The final session of the EVOLVE2CARE Training Series for HealthTech Innovators and Researchers was held on 19 September 2025, bringing the six-part journey to a close with a focus on how to measure meaningful outcomes and scale innovation with purpose. The session, titled “Measuring Impact & Scaling Pilots — Driving Evidence-Based Growth in Living Labs,” was led by Despoina Petsani, Project Manager at ThessAHALL – Thessaloniki Action for HeAlth & Wellbeing Living Lab.
Drawing from practical experience and Living Lab methodology, the session guided participants through the mindset and tools needed to move from small-scale pilot projects to real, system-level change.
From activities to outcomes
Despoina Petsani opened with a key challenge in innovation evaluation: many projects focus on reporting what they did (outputs), rather than what they achieved (outcomes). For example, counting users reached is not the same as understanding whether user behavior or well-being improved. To build real impact, innovators must start with clear goals and plan for measurable change from the beginning.
Planning for impact from day one
Participants were encouraged to define 2–3 priority outcomes before launching a pilot. These should be tied to the needs of users and stakeholders. The use of SMART indicators—Specific, Measurable, Achievable, Relevant, and Time-bound—was recommended to track progress clearly and objectively.
How to evaluate a pilot
Effective evaluation goes beyond proving that something worked. It explores how, why, and for whom it worked. Despoina presented a step-by-step evaluation framework that includes:
Defining pilot objectives (What are you trying to learn or prove?)
Set evaluation questions (e.g., Does this tool improve patient engagement in rural clinics?
Set evaluation questions (Who are your users? Where and how long will the pilot run?)
Set evaluation questions (Understand the “before” to measure the “after”)
Ethics and Privacy (Data protection, informed consent – especially in health and education sectors)
A mixed-methods approach was strongly recommended, blending quantitative and qualitative tools to provide both scale and depth.
Scaling pilots responsibly
Scaling isn’t simply about growing bigger—it’s about expanding what works, in ways that fit new contexts. Before scaling, a solution should show strong user feedback, positive outcomes, operational readiness, and a clear value proposition.
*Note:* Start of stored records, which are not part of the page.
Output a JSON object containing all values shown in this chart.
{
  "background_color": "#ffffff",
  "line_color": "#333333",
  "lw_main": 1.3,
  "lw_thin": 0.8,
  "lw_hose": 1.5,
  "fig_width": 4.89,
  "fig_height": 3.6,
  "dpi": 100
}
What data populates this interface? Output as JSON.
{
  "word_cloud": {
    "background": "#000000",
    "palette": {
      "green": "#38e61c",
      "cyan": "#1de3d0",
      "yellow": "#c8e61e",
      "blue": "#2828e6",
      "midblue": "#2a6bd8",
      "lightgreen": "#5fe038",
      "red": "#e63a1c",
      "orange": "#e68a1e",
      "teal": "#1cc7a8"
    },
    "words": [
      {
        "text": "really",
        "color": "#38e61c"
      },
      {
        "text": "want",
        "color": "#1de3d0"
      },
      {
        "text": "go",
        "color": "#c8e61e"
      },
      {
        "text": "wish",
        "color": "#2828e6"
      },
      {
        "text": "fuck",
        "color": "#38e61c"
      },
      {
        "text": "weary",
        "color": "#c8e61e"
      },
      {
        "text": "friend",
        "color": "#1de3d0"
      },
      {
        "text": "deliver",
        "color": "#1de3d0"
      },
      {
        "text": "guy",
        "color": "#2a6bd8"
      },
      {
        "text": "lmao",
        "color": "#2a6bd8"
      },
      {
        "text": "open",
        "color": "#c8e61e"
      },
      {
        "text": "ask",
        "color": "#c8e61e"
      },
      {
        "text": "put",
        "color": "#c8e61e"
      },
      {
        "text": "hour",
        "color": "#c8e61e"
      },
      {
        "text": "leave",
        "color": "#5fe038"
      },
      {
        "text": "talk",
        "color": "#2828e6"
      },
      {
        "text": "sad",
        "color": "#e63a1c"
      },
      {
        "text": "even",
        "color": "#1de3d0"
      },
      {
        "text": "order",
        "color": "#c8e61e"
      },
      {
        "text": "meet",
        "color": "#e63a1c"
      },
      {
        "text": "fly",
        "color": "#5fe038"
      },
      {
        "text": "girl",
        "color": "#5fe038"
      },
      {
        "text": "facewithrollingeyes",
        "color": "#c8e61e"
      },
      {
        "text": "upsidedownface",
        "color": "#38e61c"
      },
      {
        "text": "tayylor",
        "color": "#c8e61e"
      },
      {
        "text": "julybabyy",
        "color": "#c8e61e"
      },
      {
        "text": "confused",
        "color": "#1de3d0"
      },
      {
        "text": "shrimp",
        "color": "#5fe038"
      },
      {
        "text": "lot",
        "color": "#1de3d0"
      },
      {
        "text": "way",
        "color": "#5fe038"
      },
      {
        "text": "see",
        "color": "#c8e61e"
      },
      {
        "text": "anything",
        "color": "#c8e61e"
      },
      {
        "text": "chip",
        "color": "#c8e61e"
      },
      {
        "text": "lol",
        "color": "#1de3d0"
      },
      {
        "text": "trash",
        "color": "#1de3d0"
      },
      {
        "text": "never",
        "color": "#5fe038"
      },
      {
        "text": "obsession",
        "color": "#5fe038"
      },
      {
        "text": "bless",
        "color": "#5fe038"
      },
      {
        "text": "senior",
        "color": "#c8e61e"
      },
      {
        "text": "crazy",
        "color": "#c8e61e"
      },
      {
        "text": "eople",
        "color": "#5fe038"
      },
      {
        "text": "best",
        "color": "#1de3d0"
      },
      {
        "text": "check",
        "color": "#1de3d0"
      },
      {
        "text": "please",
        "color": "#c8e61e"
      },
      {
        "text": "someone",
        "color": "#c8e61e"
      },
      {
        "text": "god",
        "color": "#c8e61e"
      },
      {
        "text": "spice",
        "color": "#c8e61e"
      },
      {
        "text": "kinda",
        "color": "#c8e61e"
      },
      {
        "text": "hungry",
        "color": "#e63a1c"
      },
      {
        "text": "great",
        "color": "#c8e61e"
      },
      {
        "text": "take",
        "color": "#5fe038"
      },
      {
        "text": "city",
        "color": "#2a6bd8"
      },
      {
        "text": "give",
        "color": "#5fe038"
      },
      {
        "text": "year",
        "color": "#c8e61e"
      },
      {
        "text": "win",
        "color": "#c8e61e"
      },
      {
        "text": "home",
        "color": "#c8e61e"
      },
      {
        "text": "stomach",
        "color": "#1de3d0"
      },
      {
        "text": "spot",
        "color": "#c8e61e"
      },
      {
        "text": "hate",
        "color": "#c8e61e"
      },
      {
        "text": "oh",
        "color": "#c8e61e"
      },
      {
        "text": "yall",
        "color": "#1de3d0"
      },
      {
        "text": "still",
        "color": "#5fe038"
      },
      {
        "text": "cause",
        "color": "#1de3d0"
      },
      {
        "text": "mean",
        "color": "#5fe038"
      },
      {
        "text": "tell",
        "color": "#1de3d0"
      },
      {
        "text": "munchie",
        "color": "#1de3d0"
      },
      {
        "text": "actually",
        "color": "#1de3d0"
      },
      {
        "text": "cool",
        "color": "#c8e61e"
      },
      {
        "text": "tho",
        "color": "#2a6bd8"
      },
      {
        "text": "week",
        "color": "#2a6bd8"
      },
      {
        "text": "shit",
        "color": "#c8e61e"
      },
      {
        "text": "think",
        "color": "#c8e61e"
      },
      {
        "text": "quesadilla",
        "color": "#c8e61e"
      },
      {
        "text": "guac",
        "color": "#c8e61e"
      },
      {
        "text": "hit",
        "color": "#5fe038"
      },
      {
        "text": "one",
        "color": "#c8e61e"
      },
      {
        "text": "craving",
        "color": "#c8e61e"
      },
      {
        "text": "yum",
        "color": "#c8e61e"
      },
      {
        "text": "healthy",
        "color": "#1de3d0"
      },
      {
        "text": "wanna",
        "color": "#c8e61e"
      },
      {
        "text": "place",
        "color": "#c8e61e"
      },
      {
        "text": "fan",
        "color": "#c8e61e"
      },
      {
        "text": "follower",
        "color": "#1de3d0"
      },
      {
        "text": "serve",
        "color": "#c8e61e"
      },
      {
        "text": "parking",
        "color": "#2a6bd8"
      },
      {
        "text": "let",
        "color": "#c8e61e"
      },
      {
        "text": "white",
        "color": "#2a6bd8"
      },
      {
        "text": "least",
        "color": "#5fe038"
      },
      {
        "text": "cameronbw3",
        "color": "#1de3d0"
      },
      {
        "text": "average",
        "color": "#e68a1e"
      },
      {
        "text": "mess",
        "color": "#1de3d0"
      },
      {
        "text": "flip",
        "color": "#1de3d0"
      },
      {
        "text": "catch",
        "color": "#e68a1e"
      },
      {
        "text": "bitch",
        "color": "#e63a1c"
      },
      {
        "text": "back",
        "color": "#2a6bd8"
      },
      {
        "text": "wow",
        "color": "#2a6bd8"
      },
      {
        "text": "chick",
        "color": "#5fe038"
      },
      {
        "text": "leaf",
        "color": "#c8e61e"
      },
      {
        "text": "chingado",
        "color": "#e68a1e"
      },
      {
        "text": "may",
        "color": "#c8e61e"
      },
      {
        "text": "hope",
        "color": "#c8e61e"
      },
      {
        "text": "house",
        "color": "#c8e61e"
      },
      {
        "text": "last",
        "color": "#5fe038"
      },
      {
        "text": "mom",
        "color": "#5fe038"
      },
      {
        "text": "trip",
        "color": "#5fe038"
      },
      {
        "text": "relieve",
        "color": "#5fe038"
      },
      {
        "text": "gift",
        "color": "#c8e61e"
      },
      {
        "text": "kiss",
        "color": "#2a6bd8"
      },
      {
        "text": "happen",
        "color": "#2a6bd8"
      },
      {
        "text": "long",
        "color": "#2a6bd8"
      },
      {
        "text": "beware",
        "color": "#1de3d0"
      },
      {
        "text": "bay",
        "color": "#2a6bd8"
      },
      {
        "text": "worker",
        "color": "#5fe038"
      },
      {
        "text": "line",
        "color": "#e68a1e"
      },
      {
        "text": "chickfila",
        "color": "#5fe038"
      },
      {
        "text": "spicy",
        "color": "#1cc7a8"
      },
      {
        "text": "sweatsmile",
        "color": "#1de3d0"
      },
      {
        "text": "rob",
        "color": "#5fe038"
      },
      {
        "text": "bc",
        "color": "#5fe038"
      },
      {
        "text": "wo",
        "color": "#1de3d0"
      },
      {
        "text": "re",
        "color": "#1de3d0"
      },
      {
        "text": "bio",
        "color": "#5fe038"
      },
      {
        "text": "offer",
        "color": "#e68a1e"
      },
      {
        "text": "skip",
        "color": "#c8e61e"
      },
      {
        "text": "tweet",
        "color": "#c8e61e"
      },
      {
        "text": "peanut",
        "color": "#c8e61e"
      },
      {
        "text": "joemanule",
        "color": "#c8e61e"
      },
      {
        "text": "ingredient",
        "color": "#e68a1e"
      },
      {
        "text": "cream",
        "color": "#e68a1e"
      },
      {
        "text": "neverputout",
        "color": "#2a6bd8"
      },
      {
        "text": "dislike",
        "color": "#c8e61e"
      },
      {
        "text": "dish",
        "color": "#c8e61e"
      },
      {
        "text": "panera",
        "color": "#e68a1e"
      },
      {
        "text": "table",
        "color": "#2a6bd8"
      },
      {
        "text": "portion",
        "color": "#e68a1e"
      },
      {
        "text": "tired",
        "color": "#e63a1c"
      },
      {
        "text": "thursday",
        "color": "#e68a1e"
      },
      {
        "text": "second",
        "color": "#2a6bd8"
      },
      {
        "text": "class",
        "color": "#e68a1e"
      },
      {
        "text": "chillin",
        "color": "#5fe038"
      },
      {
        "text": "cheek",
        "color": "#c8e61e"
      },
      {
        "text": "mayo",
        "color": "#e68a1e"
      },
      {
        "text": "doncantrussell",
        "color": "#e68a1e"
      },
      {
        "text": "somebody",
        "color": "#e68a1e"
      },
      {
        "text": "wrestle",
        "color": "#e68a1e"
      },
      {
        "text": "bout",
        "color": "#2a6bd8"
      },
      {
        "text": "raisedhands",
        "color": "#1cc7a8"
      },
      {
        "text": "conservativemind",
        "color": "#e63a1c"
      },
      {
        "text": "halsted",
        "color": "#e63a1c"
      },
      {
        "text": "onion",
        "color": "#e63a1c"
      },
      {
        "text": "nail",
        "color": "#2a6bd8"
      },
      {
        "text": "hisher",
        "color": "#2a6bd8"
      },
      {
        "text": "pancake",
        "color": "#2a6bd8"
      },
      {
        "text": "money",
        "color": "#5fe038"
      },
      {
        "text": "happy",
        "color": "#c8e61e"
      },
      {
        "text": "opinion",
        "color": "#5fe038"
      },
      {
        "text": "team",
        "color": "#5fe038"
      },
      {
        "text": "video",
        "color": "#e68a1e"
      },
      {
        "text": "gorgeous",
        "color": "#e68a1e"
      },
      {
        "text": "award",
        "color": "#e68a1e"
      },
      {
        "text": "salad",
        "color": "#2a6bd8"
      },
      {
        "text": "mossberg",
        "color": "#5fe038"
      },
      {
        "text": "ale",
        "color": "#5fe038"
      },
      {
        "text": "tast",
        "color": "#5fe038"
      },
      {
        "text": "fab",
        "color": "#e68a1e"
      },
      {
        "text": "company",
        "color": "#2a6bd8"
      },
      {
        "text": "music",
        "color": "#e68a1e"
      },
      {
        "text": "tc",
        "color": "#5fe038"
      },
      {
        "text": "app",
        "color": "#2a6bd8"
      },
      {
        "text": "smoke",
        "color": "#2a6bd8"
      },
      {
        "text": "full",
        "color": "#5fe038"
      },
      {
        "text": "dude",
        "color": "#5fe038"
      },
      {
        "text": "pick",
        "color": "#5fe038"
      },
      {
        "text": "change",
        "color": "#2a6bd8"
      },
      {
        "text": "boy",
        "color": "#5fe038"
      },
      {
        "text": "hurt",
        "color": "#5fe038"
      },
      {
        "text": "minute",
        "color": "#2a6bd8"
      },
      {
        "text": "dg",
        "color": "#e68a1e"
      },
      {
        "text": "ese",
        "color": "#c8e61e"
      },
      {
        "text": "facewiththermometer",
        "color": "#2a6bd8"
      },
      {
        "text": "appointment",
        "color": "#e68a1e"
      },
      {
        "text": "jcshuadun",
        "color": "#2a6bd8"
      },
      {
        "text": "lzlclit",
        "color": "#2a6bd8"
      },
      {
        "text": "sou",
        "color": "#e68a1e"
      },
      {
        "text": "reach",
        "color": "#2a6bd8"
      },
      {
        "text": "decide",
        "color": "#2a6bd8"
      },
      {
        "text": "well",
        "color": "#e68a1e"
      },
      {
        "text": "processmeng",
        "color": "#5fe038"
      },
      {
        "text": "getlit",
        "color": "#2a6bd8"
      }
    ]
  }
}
Three paths to scale were introduced:
- Replication – Apply the same model in a similar setting – High control, but limited adaptability
- Adaptation – Tailor to different user needs/settings – Maintain core principles, flex where needed
- Dissemination – Spread knowledge, frameworks, and tools – Enable others to replicate/adapt independently
- The instructor also emphasized the importance of partnerships, technology infrastructure, business model and policy and systems alignment.
Final reflections
The session closed with a strong message: evidence is essential for impact. It builds trust, informs decisions, and enables scale. Living Labs and innovators must embed evaluation early and treat it not just as a reporting tool, but as a driver of learning and growth.